On the day of fear, John Degenkolb’s heart rises. When the Tour de France tackles the cobblestone stage to the infamous Arenberg forest on Wednesday, the veteran is in his comfort zone.
“Of course I picked this stage,” says the 33-year-old. After all, a triumph at Paris-Roubaix 2015 is on his CV. In addition, the native of Thuringia won in 2018, when the tour led through the “Hell of the North” for the last time.
What Degenkolb is looking forward to like a small child sometimes causes panic among the contenders for overall victory. “In the end there will be many who will be happy when it’s over,” says Degenkolb about the 153.7-kilometer fifth stage. “They’ll be happy if they’ve lost just a minute or two or don’t have to go home all the way.”
Memories of Paris-Roubaix
The route planners included eleven sections on the so-called pavés in the section. Four of them are regularly driven at the classic Paris-Roubaix. While there were many short sectors in 2018, this year they are more select and longer. “The cumulative distance is less important than the length of each sector,” said route manager Thierry Gouvenou.
If things go according to plan, the top stars need not worry. Primoz Roglic and Jonas Vingegaard have Belgian classic car star Wout van Aert as their navigator. Alexander Vlassov, captain of the German team Bora-hansgrohe, is being watched out for by former Roubaix runner-up Nils Politt and Austria’s powerhouse Marco Haller. Defending champion Tadej Pogacar may have lost his most important helper to a corona infection in Matteo Trentin, but he already showed his qualities on cobblestones in the spring.
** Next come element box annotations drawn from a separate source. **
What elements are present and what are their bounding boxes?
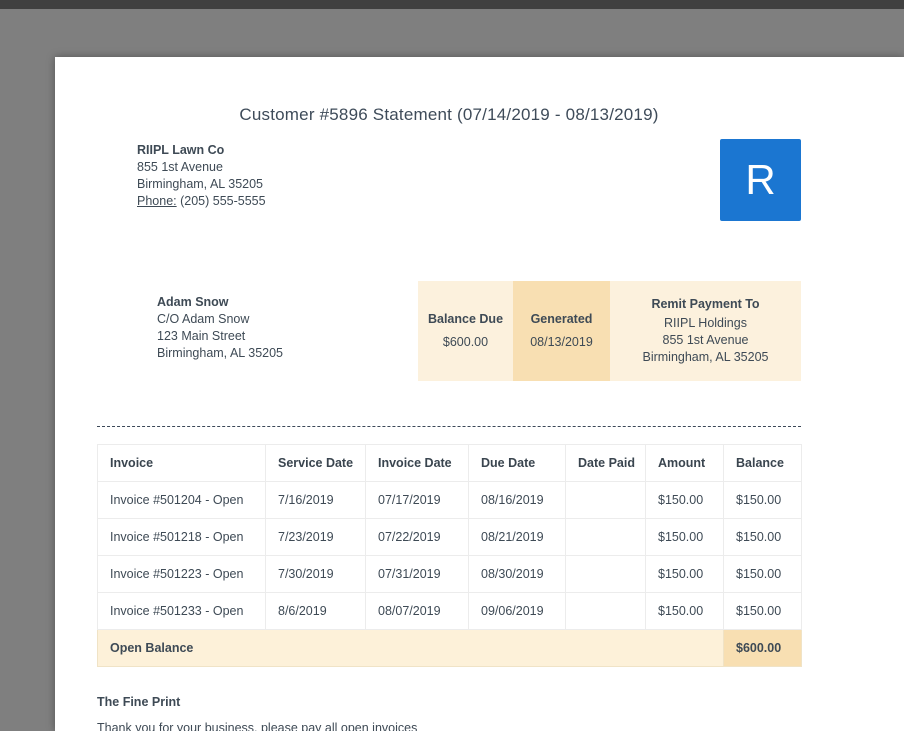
invoice-row: Invoice #501223 - Open 7/30/2019 07/31/2… <box>97 555 802 593</box>
open-balance-row: Open Balance $600.00 <box>97 629 802 667</box>
cell-invoice: Invoice #501218 - Open <box>97 518 266 556</box>
cell-date-paid <box>565 555 646 593</box>
remit-payment-box: Remit Payment To RIIPL Holdings 855 1st … <box>610 281 801 381</box>
balance-due-value: $600.00 <box>442 335 489 349</box>
cell-due-date: 08/16/2019 <box>468 481 566 519</box>
phone-label: Phone: <box>137 194 177 208</box>
cell-invoice-date: 07/22/2019 <box>365 518 469 556</box>
invoice-row: Invoice #501233 - Open 8/6/2019 08/07/20… <box>97 592 802 630</box>
remit-address-line1: 855 1st Avenue <box>662 333 749 347</box>
customer-address-line1: 123 Main Street <box>157 329 246 343</box>
cell-invoice-date: 07/31/2019 <box>365 555 469 593</box>
company-logo: R <box>720 139 801 221</box>
company-address-block: RIIPL Lawn Co 855 1st Avenue Birmingham,… <box>137 142 266 221</box>
cell-service-date: 8/6/2019 <box>265 592 366 630</box>
phone-number: (205) 555-5555 <box>180 194 266 208</box>
customer-address-line2: Birmingham, AL 35205 <box>157 346 284 360</box>
cell-due-date: 08/21/2019 <box>468 518 566 556</box>
cell-invoice-date: 07/17/2019 <box>365 481 469 519</box>
header-amount: Amount <box>645 444 724 482</box>
cell-balance: $150.00 <box>723 481 802 519</box>
company-header-row: RIIPL Lawn Co 855 1st Avenue Birmingham,… <box>97 139 801 221</box>
cell-balance: $150.00 <box>723 555 802 593</box>
remit-label: Remit Payment To <box>651 297 760 311</box>
cell-date-paid <box>565 592 646 630</box>
header-balance: Balance <box>723 444 802 482</box>
customer-care-of: C/O Adam Snow <box>157 312 250 326</box>
statement-page: Customer #5896 Statement (07/14/2019 - 0… <box>55 57 904 731</box>
cell-date-paid <box>565 518 646 556</box>
cell-service-date: 7/23/2019 <box>265 518 366 556</box>
customer-summary-row: Adam Snow C/O Adam Snow 123 Main Street … <box>97 281 801 381</box>
cell-amount: $150.00 <box>645 555 724 593</box>
invoice-row: Invoice #501204 - Open 7/16/2019 07/17/2… <box>97 481 802 519</box>
cell-amount: $150.00 <box>645 518 724 556</box>
company-phone-line: Phone: (205) 555-5555 <box>137 193 266 210</box>
cell-date-paid <box>565 481 646 519</box>
balance-due-box: Balance Due $600.00 <box>418 281 513 381</box>
cell-invoice: Invoice #501204 - Open <box>97 481 266 519</box>
fine-print-text: Thank you for your business, please pay … <box>97 721 418 731</box>
generated-box: Generated 08/13/2019 <box>513 281 610 381</box>
company-address-line1: 855 1st Avenue <box>137 160 223 174</box>
company-name: RIIPL Lawn Co <box>137 143 225 157</box>
customer-name: Adam Snow <box>157 295 229 309</box>
header-invoice: Invoice <box>97 444 266 482</box>
cell-service-date: 7/16/2019 <box>265 481 366 519</box>
header-service-date: Service Date <box>265 444 366 482</box>
cell-amount: $150.00 <box>645 481 724 519</box>
generated-label: Generated <box>530 312 593 326</box>
cell-amount: $150.00 <box>645 592 724 630</box>
company-address-line2: Birmingham, AL 35205 <box>137 177 264 191</box>
cell-due-date: 08/30/2019 <box>468 555 566 593</box>
summary-boxes: Balance Due $600.00 Generated 08/13/2019… <box>418 281 801 381</box>
customer-address-block: Adam Snow C/O Adam Snow 123 Main Street … <box>157 294 283 381</box>
header-due-date: Due Date <box>468 444 566 482</box>
statement-title: Customer #5896 Statement (07/14/2019 - 0… <box>239 105 659 124</box>
cell-due-date: 09/06/2019 <box>468 592 566 630</box>
page-content: Customer #5896 Statement (07/14/2019 - 0… <box>97 105 802 731</box>
header-date-paid: Date Paid <box>565 444 646 482</box>
cell-invoice: Invoice #501233 - Open <box>97 592 266 630</box>
cell-service-date: 7/30/2019 <box>265 555 366 593</box>
balance-due-label: Balance Due <box>427 312 504 326</box>
invoice-row: Invoice #501218 - Open 7/23/2019 07/22/2… <box>97 518 802 556</box>
dashed-divider <box>97 426 801 427</box>
remit-address-line2: Birmingham, AL 35205 <box>642 350 769 364</box>
header-invoice-date: Invoice Date <box>365 444 469 482</box>
generated-value: 08/13/2019 <box>530 335 593 349</box>
cell-balance: $150.00 <box>723 592 802 630</box>
logo-letter: R <box>745 156 776 203</box>
viewer-top-strip <box>0 0 904 9</box>
open-balance-value: $600.00 <box>723 629 802 667</box>
invoice-table: Invoice Service Date Invoice Date Due Da… <box>97 444 802 667</box>
cell-invoice-date: 08/07/2019 <box>365 592 469 630</box>
invoice-table-header-row: Invoice Service Date Invoice Date Due Da… <box>97 444 802 482</box>
fine-print-heading: The Fine Print <box>97 695 181 709</box>
cell-invoice: Invoice #501223 - Open <box>97 555 266 593</box>
remit-name: RIIPL Holdings <box>664 316 747 330</box>
cell-balance: $150.00 <box>723 518 802 556</box>
open-balance-label: Open Balance <box>97 629 724 667</box>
Of course there are many voices against such a stage of the tour. It’s kind of a tradition. Simon Geschke criticized that the tour organizers only care about the spectacle – and the Berliner may not be wrong. Bora-hansgrohe team boss Ralph Denk does not believe in the stage either. “I don’t think it’s good. You can’t win the tour, but you can lose. You train for the tour for nine months and then you lose everything because of a puncture,” said the Bavarian. “I think the classic Paris-Roubaix is mega. Everything should be in its time.”
Indeed, there is a stark difference between a cobblestone classic and a Tour stage. While only specialists are ahead in the classic, the captains also want to be the first on the paved passages on the tour – and they are more likely to be assigned to the 60-kilo mountain flea category than to a powerful kicker who weighs 15 to 20 kilograms more on the ribs the pavement slides. This inevitably leads to chaos.
Anyway, John Degenkolb will have fun. He doesn’t know yet whether it’s enough for a good result. He cannot yet assess the effects of his corona infection shortly before the tour. Only one thing should be certain. Degenkolb will visit the toilet again before the start. Almost as a security measure. Degenkolb says: “This is a day on which the tension will be enormously high. It will be full throttle from start to finish. You might not even have time to pee.”